Blague or conviction, at such a moment, it would be churlish to inquire. When one is fighting for life and liberty one readily avails oneself of any weapon that comes to hand. At least so thought Madame de Lamotte. Failing further abuse of which she had been deprived by a riposte as unexpected as it was subtle, she picked up a candlestick. Hurled at the head of her adversary, it “hit him in the stomach,” to the amusement of the court, the judges and Madame de Lamotte herself, who remarked to her counsel that “if he wished to render the scene still more amusing he had but to give her a broomstick.”

But neither abusive epithets nor candlesticks are arguments. Finding herself on the wrong road, the Countess made haste to leave it for another. It was no longer Cagliostro who had stolen the necklace, but the Cardinal.

At last, after more than nine months, the famous affair came to an end. On May 30, 1786, all the accused were summoned before the Parliament. When Cagliostro arrived, tricked out as usual like a mountebank in a coat of green silk embroidered with gold, and his hair falling in little tails on his shoulders, the whole assemblage burst into a laugh. But to him it was anything but an occasion for merriment; he was serious to the point of solemnity.

“Who are you?” asked the president.

“An illustrious traveller,” was the reply. Then with imperturbable gravity he began in his loud, metallic voice, which Madame d’Oberkirch compared to a “trumpet veiled in crape,” to repeat the story of his life.

At the mention of Trebizond the laughter redoubled. This made him nervous, and either unconsciously from old habit, or in the hope of exciting an interest favourable to his cause, he related his adventures in a jargon composed, says Beugnot, “of all known languages as well as those which never existed.” The gibberish he employed rendered him and his story still more fantastic. The laughter in the court was so loud that at times the voice of the speaker was drowned. Even the judges were convulsed. At the finish the president seemed to be on the point of complimenting “Nature’s unfortunate child.” It was evident that Cagliostro had won the sympathy of those on whom his fate depended. Of the verdict of the mob there was no doubt. He took the cheers with which he was greeted on being driven back to the Bastille as a premonition of his acquittal. One writer says he displayed the joy he felt “by throwing his hat into the air.”

******

On the following day (May 31) the Parliament pronounced the verdict.
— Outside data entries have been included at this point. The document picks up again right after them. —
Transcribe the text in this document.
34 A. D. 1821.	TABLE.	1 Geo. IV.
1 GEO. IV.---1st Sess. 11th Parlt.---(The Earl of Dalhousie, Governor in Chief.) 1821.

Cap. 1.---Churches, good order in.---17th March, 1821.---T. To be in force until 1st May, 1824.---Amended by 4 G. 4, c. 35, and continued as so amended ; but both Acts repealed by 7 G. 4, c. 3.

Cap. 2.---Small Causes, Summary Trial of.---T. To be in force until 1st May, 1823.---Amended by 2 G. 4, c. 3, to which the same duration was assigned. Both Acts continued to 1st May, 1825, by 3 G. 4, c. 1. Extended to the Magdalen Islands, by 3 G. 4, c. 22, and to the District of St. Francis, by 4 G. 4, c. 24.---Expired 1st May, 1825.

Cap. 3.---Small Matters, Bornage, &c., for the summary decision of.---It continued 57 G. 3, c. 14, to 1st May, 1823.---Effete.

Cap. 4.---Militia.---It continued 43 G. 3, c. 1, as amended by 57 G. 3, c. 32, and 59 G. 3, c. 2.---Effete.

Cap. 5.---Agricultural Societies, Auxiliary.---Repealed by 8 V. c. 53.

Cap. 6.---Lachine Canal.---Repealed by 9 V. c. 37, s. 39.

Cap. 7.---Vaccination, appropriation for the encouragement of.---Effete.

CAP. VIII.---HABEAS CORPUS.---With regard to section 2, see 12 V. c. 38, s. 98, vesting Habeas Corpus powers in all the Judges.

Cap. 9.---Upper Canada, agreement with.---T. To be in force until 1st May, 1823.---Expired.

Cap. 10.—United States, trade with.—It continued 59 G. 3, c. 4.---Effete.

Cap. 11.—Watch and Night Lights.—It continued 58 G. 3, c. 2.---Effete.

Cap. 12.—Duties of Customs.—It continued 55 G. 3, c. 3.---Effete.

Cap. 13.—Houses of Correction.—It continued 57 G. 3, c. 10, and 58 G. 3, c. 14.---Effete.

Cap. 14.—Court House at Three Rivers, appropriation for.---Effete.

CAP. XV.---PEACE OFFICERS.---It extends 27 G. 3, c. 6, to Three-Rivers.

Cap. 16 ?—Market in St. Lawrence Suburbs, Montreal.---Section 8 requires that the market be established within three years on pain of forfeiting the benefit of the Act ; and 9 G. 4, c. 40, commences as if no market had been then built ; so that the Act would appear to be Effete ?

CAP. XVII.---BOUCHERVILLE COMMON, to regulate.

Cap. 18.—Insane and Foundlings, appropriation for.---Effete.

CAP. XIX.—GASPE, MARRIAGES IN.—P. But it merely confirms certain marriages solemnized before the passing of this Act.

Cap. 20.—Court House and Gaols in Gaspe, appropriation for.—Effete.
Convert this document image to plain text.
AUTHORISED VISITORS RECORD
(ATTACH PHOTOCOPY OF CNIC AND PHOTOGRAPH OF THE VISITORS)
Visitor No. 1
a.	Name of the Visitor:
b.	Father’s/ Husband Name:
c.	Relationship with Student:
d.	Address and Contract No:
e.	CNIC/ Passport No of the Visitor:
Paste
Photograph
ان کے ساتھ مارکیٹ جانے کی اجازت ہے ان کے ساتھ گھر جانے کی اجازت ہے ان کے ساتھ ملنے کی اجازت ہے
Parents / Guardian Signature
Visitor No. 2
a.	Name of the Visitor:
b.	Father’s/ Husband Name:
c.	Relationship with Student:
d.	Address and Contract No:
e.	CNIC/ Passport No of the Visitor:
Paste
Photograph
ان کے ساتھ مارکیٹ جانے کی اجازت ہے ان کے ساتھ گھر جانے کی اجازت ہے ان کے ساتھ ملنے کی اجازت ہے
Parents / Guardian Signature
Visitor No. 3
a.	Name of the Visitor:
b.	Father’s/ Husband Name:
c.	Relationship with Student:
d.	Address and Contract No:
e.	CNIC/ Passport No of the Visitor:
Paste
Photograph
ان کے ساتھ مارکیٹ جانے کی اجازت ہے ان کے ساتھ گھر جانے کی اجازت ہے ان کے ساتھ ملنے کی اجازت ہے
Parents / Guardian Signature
The Cardinal and Cagliostro were unanimously acquitted—the innocence of the latter had been acknowledged by all implicated in the trial, even in the end by the Countess de Lamotte herself.[35]

The verdict was immensely popular. “I don’t know what would have befallen the Parliament,” said Mirabeau, “had they pronounced otherwise.” The fish-wives—the same who later were the Furies of the Revolution—forcibly embraced the judges and crowned them with flowers. In the street the name of the Cardinal was cheered to the echo. The ovation he received, however, was inspired less from any desire of the populace to acclaim him personally than to affront the Queen.

It was also to the violent hatred of the Court that Cagliostro owed the reception accorded him. His account of the scenes that took place on his deliverance from captivity would do credit to the lachrymose romances of the “age of sensibility.”